Notice that the confidence interval crosses below 1, suggesting no statistically significant relationship between insurance coverage and mortality. The author concludes:
The Institute of Medicine’s estimate that lack of insurance leads to 18,000 excess deaths each year is almost certainly incorrect. It is not possible to draw firm causal inferences from the results of observational analyses. … The answer suggested by the evidence presented here is that there would not be much change in the number of deaths in the United States as a result of universal coverage.
Moving on from survey-based studies, a 2014 nonrandomized study comparing health outcomes in Massachusetts (which had near-universal health coverage) with control-group counties found that insurance coverage reduced all-cause mortality by 2.9 percentage points. The authors were careful to note, however, that the study design was subject to unmeasured confounding variables.
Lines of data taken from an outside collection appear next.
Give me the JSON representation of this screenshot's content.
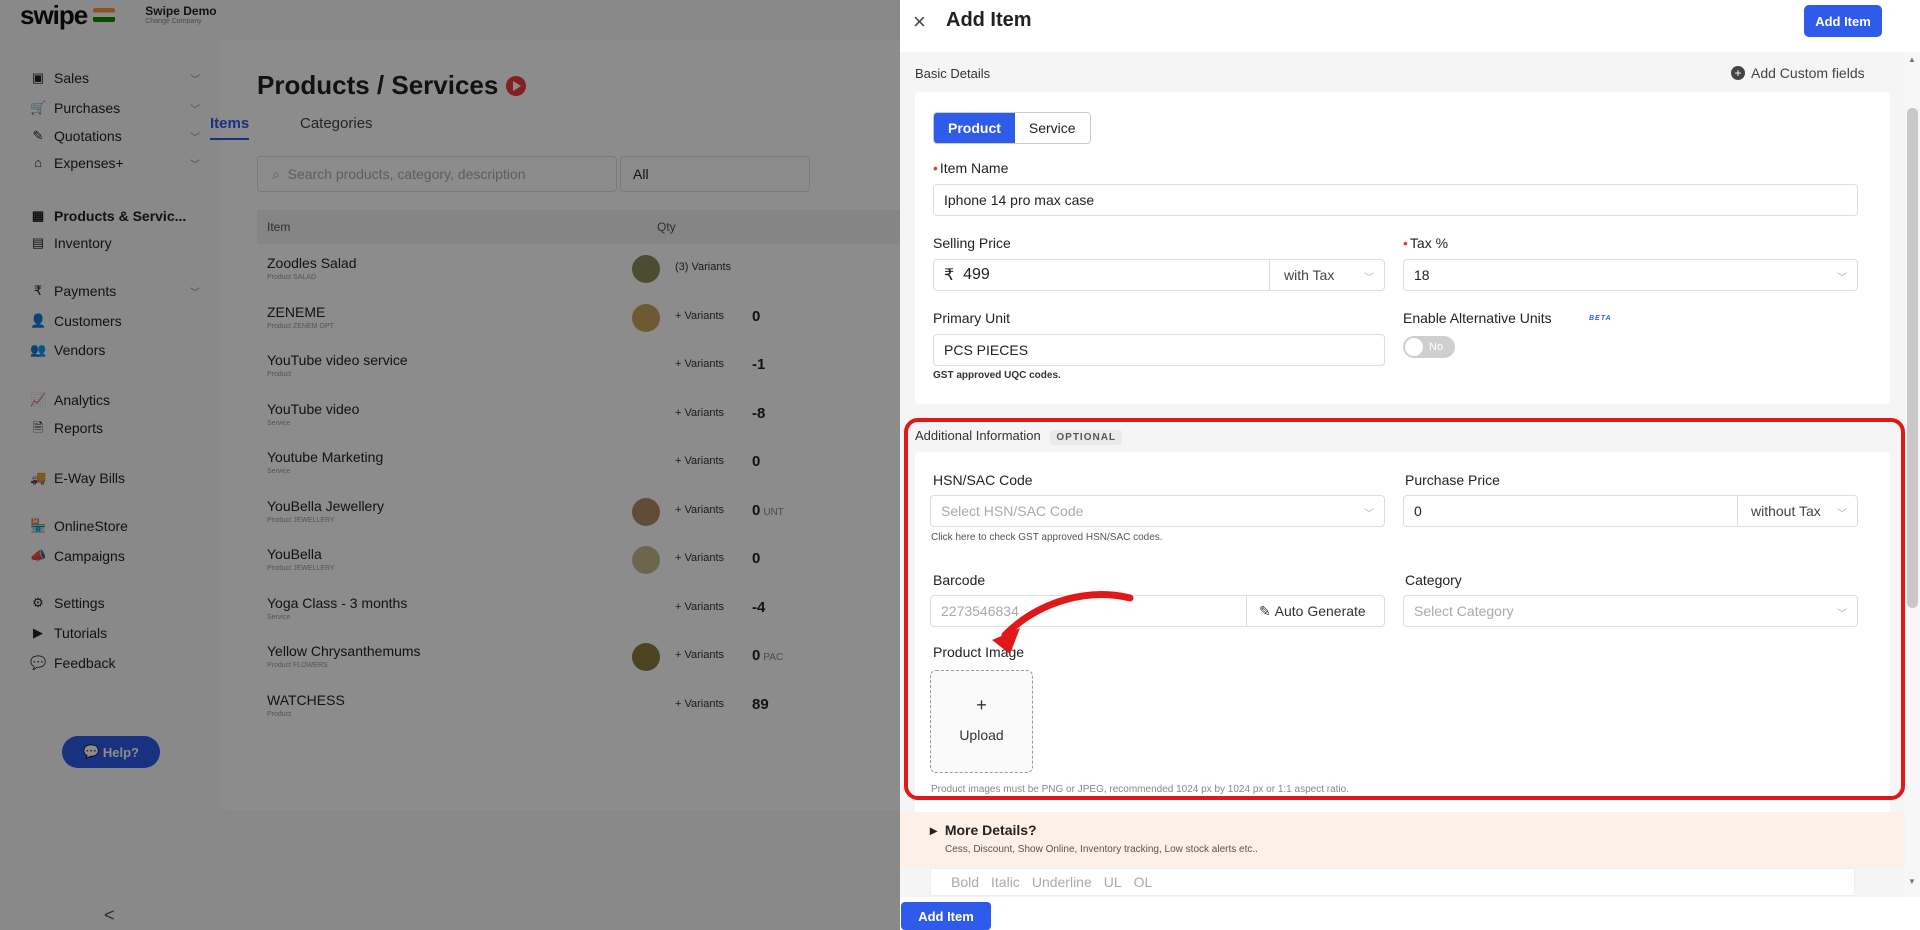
{
  "app": {
    "logo": "swipe",
    "company_name": "Swipe Demo",
    "company_sub": "Change Company"
  },
  "sidebar": {
    "items": [
      {
        "label": "Sales",
        "icon": "sales-icon",
        "glyph": "▣",
        "chevron": true
      },
      {
        "label": "Purchases",
        "icon": "cart-icon",
        "glyph": "🛒",
        "chevron": true
      },
      {
        "label": "Quotations",
        "icon": "pen-icon",
        "glyph": "✎",
        "chevron": true
      },
      {
        "label": "Expenses+",
        "icon": "tag-icon",
        "glyph": "⌂",
        "chevron": true
      },
      {
        "label": "Products & Servic...",
        "icon": "products-icon",
        "glyph": "▦",
        "chevron": false,
        "active": true
      },
      {
        "label": "Inventory",
        "icon": "inventory-icon",
        "glyph": "▤",
        "chevron": false
      },
      {
        "label": "Payments",
        "icon": "rupee-icon",
        "glyph": "₹",
        "chevron": true
      },
      {
        "label": "Customers",
        "icon": "user-icon",
        "glyph": "👤",
        "chevron": false
      },
      {
        "label": "Vendors",
        "icon": "users-icon",
        "glyph": "👥",
        "chevron": false
      },
      {
        "label": "Analytics",
        "icon": "chart-icon",
        "glyph": "📈",
        "chevron": false
      },
      {
        "label": "Reports",
        "icon": "report-icon",
        "glyph": "🗎",
        "chevron": false
      },
      {
        "label": "E-Way Bills",
        "icon": "truck-icon",
        "glyph": "🚚",
        "chevron": false
      },
      {
        "label": "OnlineStore",
        "icon": "store-icon",
        "glyph": "🏪",
        "chevron": false
      },
      {
        "label": "Campaigns",
        "icon": "megaphone-icon",
        "glyph": "📣",
        "chevron": false
      },
      {
        "label": "Settings",
        "icon": "gear-icon",
        "glyph": "⚙",
        "chevron": false
      },
      {
        "label": "Tutorials",
        "icon": "youtube-icon",
        "glyph": "▶",
        "chevron": false
      },
      {
        "label": "Feedback",
        "icon": "chat-icon",
        "glyph": "💬",
        "chevron": false
      }
    ],
    "help_label": "Help?",
    "collapse_glyph": "<"
  },
  "products": {
    "title": "Products / Services",
    "tabs": [
      "Items",
      "Categories"
    ],
    "search_placeholder": "Search products, category, description",
    "filter_value": "All",
    "columns": [
      "Item",
      "Qty"
    ],
    "rows": [
      {
        "name": "Zoodles Salad",
        "sub": "Product SALAD",
        "variant": "(3) Variants",
        "qty": ""
      },
      {
        "name": "ZENEME",
        "sub": "Product ZENEM OPT",
        "variant": "+ Variants",
        "qty": "0"
      },
      {
        "name": "YouTube video service",
        "sub": "Product",
        "variant": "+ Variants",
        "qty": "-1"
      },
      {
        "name": "YouTube video",
        "sub": "Service",
        "variant": "+ Variants",
        "qty": "-8"
      },
      {
        "name": "Youtube Marketing",
        "sub": "Service",
        "variant": "+ Variants",
        "qty": "0"
      },
      {
        "name": "YouBella Jewellery",
        "sub": "Product JEWELLERY",
        "variant": "+ Variants",
        "qty": "0",
        "unit": "UNT"
      },
      {
        "name": "YouBella",
        "sub": "Product JEWELLERY",
        "variant": "+ Variants",
        "qty": "0"
      },
      {
        "name": "Yoga Class - 3 months",
        "sub": "Service",
        "variant": "+ Variants",
        "qty": "-4"
      },
      {
        "name": "Yellow Chrysanthemums",
        "sub": "Product FLOWERS",
        "variant": "+ Variants",
        "qty": "0",
        "unit": "PAC"
      },
      {
        "name": "WATCHESS",
        "sub": "Product",
        "variant": "+ Variants",
        "qty": "89"
      }
    ]
  },
  "drawer": {
    "close_glyph": "×",
    "title": "Add Item",
    "save_label": "Add Item",
    "basic_title": "Basic Details",
    "custom_fields": "Add Custom fields",
    "types": [
      "Product",
      "Service"
    ],
    "item_name_label": "Item Name",
    "item_name_value": "Iphone 14 pro max case",
    "selling_price_label": "Selling Price",
    "currency": "₹",
    "selling_price_value": "499",
    "price_tax_mode": "with Tax",
    "tax_label": "Tax %",
    "tax_value": "18",
    "unit_label": "Primary Unit",
    "unit_value": "PCS PIECES",
    "unit_hint": "GST approved UQC codes.",
    "alt_units_label": "Enable Alternative Units",
    "beta": "BETA",
    "alt_units_toggle": "No",
    "additional_title": "Additional Information",
    "optional": "OPTIONAL",
    "hsn_label": "HSN/SAC Code",
    "hsn_placeholder": "Select HSN/SAC Code",
    "hsn_hint": "Click here to check GST approved HSN/SAC codes.",
    "purchase_label": "Purchase Price",
    "purchase_value": "0",
    "purchase_tax_mode": "without Tax",
    "barcode_label": "Barcode",
    "barcode_value": "2273546834",
    "auto_generate": "Auto Generate",
    "category_label": "Category",
    "category_placeholder": "Select Category",
    "image_label": "Product Image",
    "upload_plus": "+",
    "upload_label": "Upload",
    "image_hint": "Product images must be PNG or JPEG, recommended 1024 px by 1024 px or 1:1 aspect ratio.",
    "more_title": "More Details?",
    "more_sub": "Cess, Discount, Show Online, Inventory tracking, Low stock alerts etc..",
    "rte_tools": [
      "Bold",
      "Italic",
      "Underline",
      "UL",
      "OL"
    ],
    "bottom_save": "Add Item"
  },
  "colors": {
    "brand": "#2f5bea",
    "highlight": "#e01818",
    "required": "#e53935"
  }
}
Even if we take that 2.9 percentage points at face value, the reduction would imply about 2,189 fewer deaths with full-population health coverage, not quite the 68,531 annual deaths claimed in the Yale study.
Observational survey data and nonrandomized studies are not well-suited for measuring the complex relationship between insurance coverage and mortality, which is subject to confounding variables and other factors. Perhaps the best methodological approach is to review randomized control trials (RCTs).
One such RCT was published in the Quarterly Journal of Economics in 2021. Around 2017, the Internal Revenue Service (IRS) started a pilot program in which it sent letters to uninsured taxpayers under the individual mandate of the Affordable Care Act. Because the pilot led to increased coverage, this group of taxpayers was used to explore the causal relationship between health insurance and mortality.
Two years after receiving the IRS letters, the rate of mortality among 45- to 64-year-olds declined by 0.06 percentage points compared to the control group, or one fewer death for every 1,648 individuals. Interestingly, the RCT’s authors found no evidence of changes in mortality for younger individuals. This finding is noteworthy because the Yale study said that excess deaths were “predominantly the lives of young people.”
Another RCT study published in 2013 observed the Oregon state Medicaid lottery that allocated a limited number of Medicaid slots to poor, able-bodied, uninsured adults age 19 to 64. The lottery winners showed a lower death rate of 0.8% compared to lottery losers, representing a “dose-adjusted” reduction of 0.13 percentage points. But the finding was not statistically significant.
The claim that tens of thousands of Americans die annually due to lack of insurance rests on fragile empirical ground. Estimates like the Yale study’s 68,000 figure hinge on small observational studies that struggle to isolate causality, while larger samples and randomized evidence point to far smaller, and often statistically insignificant, effects.
None of this implies insurance is unimportant, but it does mean the magnitude of its effect on mortality is frequently overstated. Policymaking should be guided by careful evidence, not attention-grabbing figures that exceed what the data can credibly support.